Top 5 NHL Free Agents to Make an Impact
Jeff Gross/Getty Images
The playoffs haven't even began, but fans are always looking forward to July 1, especially after their teams have been eliminated from playoff contention. For some teams, July 1 is the best day of the calendar year, especially for fans.
Sadly for fans this season, the pool is pretty shallow. By my estimation, there are only about five free agents who can really stir the pot for a new organization. Aside from the top spot, this class is lacking the Hossa, Kovalchuk and Gaborik of the past several summers.
1. Brad Richards
Christian Petersen/Getty Images
2011, blunty, is a pretty shallow free agent pool. It is lacking the star power of previous years big time. But there is one big fish in that small barrel, and his name is Brad Richards of the Dallas Stars. He'll be just 31 come July 1 and is still one of the best pivots in the league today. He has two 90-plus point seasons under his belt, including last season when he notched 67 assists. On top of that, he has a Stanley Cup ring as a member of the Tampa Bay Lightning in 2004.
Obvious statement, but look for a team with a sniper who lacks a top-line center. He's been linked to the New York Rangers already, but anything can happen. His stock decreased a bit due to a concussion he suffered several months ago, but he is still the top dog on the free agent lot.
2. Tim Connolly
Rick Stewart/Getty Images
Tim Connolly may not be a star in the NHL, but he sure is one for the Buffalo Sabres. Since the 2008-09 season, Connolly has nearly been a point-per-game player for the Sabres, who since losing Chris Drury and Danny Briere in 2007, has lacked star-power (aside from Ryan Miller). Connolly has turned into one of the leaders for the Sabres, who continue to shock the hockey world as they move closer and closer to securing a playoff spot.
Connolly could be a key addition for a team looking for secondary scoring. He currently makes $4.5 million per year, and could be seeking a salary in the $5 million neighborhood. A team with some spare coin should take a chance on him. Don't be surprised if Buffalo ups his salary to keep him on board either.
3. Brooks Laich
Paul Bereswill/Getty Images
Anyone on the Washington Capitals without Ovechkin, Semin, Backstrom or Green can often get mixed up in the shuffle and be forgotten. One of those players is Brooks Laich, a solid centerman who has a lot of offensive potential. The cynic would argue that his stats may be bloated due to the team he is on, but I disagree.

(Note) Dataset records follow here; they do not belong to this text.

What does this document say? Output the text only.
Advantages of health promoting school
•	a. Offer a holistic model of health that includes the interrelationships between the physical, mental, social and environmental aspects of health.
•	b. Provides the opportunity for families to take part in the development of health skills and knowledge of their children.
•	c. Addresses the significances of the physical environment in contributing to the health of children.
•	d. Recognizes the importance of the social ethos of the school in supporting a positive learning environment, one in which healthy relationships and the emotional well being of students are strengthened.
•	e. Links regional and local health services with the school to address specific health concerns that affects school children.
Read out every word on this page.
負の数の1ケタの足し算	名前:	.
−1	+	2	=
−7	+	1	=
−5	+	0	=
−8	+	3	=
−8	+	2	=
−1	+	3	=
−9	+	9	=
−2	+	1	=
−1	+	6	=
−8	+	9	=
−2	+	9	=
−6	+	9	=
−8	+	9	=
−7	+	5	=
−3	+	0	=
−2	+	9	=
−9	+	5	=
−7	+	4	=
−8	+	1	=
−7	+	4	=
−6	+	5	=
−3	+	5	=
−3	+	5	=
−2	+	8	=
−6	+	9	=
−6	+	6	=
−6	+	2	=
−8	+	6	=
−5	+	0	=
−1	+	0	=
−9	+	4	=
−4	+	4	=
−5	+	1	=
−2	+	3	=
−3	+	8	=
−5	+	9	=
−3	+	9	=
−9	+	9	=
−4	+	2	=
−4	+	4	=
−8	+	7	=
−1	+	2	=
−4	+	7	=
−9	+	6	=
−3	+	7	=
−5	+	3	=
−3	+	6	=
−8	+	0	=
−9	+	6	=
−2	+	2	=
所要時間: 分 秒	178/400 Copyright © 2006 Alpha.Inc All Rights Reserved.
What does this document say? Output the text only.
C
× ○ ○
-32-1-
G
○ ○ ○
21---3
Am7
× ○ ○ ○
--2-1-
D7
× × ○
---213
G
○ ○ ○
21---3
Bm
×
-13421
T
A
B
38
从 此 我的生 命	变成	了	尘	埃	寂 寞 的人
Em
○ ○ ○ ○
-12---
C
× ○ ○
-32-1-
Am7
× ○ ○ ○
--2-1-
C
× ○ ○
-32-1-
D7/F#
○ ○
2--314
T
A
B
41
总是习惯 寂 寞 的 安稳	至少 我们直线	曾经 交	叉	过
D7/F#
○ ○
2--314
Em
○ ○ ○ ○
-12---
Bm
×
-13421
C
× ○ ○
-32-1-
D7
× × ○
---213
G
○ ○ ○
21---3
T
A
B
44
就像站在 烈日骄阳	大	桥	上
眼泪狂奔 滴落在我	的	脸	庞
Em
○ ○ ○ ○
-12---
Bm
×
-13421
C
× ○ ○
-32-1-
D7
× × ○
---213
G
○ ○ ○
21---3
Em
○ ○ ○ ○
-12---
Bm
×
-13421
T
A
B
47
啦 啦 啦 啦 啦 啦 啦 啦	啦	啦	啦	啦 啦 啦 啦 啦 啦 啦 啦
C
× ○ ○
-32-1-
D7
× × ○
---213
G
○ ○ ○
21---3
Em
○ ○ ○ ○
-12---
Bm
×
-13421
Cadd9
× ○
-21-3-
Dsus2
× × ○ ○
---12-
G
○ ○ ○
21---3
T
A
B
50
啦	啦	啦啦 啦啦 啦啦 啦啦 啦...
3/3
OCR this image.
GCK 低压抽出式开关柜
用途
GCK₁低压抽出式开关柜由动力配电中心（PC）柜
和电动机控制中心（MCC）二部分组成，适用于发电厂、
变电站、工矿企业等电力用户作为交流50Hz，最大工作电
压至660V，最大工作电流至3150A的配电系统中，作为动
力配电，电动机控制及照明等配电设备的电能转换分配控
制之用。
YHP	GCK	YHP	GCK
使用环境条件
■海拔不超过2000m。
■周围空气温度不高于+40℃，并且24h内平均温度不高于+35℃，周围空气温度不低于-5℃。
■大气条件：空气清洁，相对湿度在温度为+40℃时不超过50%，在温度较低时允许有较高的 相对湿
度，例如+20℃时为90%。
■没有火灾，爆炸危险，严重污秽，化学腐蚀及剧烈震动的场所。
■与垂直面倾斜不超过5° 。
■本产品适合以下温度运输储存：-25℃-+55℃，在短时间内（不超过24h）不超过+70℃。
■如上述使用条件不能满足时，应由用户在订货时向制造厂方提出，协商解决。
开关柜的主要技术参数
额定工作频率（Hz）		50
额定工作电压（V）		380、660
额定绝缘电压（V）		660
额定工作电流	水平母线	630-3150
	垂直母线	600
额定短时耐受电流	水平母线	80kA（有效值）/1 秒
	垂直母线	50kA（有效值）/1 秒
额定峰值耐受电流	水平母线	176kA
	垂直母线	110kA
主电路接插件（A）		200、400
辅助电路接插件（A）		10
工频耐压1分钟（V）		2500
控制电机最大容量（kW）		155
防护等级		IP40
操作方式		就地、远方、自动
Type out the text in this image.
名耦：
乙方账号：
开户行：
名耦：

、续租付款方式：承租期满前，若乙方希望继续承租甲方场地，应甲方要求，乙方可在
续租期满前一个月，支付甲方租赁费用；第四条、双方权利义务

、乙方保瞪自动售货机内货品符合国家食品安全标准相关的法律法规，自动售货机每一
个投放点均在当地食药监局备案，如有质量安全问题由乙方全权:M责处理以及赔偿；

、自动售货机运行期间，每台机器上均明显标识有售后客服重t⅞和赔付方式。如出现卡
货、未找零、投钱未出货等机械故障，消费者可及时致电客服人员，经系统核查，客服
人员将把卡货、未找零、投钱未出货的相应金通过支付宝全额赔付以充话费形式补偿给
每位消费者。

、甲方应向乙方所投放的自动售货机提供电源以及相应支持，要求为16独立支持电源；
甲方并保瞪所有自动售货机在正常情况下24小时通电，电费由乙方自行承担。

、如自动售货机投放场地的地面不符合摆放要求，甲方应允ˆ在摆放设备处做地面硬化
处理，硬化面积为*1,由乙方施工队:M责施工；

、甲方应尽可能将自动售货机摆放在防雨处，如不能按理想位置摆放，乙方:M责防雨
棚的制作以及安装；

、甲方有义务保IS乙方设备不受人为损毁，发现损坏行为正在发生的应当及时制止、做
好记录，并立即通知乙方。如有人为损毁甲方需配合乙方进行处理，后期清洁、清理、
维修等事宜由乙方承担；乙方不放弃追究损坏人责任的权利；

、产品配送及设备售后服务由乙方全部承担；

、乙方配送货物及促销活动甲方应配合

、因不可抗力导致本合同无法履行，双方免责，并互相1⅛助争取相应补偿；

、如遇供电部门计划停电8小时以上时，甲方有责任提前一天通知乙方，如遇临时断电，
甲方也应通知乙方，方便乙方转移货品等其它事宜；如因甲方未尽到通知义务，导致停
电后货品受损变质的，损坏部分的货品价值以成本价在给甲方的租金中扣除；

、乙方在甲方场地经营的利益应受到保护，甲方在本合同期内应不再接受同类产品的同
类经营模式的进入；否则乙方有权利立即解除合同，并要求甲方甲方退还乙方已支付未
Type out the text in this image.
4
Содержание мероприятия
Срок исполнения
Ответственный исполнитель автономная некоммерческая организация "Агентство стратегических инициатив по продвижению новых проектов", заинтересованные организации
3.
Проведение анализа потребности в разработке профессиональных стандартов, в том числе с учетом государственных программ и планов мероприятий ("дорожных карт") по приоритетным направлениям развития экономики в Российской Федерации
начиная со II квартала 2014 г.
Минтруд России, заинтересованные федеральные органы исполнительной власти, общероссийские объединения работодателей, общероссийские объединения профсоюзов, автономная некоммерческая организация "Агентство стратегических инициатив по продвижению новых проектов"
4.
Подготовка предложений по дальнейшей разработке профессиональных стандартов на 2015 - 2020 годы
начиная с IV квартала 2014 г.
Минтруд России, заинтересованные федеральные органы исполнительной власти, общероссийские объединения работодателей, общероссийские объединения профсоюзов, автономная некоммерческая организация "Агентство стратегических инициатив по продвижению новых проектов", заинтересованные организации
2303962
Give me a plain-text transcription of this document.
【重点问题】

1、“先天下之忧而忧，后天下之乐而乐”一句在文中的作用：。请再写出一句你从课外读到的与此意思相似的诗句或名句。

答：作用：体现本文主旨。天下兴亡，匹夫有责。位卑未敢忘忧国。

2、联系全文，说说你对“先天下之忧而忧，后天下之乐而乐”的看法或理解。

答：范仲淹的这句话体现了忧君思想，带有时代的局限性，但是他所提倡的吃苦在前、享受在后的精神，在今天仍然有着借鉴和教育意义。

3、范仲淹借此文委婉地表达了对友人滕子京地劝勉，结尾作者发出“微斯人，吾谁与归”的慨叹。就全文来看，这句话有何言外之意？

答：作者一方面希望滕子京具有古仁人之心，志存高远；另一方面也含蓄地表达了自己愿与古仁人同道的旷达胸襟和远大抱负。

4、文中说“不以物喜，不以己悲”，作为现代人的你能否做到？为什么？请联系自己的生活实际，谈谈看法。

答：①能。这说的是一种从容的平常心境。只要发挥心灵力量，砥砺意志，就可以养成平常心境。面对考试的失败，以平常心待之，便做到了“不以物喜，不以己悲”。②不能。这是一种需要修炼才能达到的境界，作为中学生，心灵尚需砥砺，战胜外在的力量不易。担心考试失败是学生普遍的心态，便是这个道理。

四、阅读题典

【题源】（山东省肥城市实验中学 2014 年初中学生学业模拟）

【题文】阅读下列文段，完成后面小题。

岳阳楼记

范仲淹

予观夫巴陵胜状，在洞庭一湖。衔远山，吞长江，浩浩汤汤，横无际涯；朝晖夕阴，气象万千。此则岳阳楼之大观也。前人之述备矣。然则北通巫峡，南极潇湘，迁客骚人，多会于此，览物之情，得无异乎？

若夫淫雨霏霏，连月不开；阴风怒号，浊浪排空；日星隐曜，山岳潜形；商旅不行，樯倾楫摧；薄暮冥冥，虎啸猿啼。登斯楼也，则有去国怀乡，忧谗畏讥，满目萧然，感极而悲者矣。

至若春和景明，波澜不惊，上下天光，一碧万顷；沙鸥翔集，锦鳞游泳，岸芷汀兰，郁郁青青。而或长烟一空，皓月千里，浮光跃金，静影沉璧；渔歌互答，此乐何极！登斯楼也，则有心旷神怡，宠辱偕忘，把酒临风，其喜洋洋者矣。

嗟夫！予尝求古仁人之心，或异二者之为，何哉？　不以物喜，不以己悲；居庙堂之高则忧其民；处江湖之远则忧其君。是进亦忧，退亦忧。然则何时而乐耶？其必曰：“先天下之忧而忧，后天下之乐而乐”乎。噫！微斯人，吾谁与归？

At just 27 years old, Laich is a three-time 20-goal scorer and usually has a high plus-minus rating, meaning he isn't a liability on the defensive side of the puck. He's isn't a player you build a team around, but he could be a strong addition for a team looking for some scoring, especially for those in on the Richards bids who fall short.
4. Jason Arnott
Joel Auerbach/Getty Images
In the "new" NHL, age and experience are not the commodities they once were. Teams now prefer youth and speed over the aforementioned qualities. That doesn't mean there still isn't a place for them, and there is still a place for Jason Arnott, just not at $4.5 million per year.
Arnott is still one of the best power-play specialists in the game today, something any team in the NHL can certainly use. His contract, given to him by the New Jersey Devils, is clearly too much, but for say $2.5 million for two years, he can clearly help a team that is soft down the center and poor on the power play.
5. Michal Handzus
Paul Bereswill/Getty Images
Aside from looking like a Slovakian Carrot Top, Michal Handzus has put together a solid career in the NHL. At 34, his best years are clearly behind him, but he can still bring some scoring to a depleted squad. He's a solid second-line player who can give you maybe 30-to-35 points when paired with the right group of players.
As stated earlier, this is a very poor free agent class, and a team looking for some scoring will look to a player like Handzus. Lucky for him, they may over-pay. He's already making $4 million and could be a steal for $3 million to $3.5 million.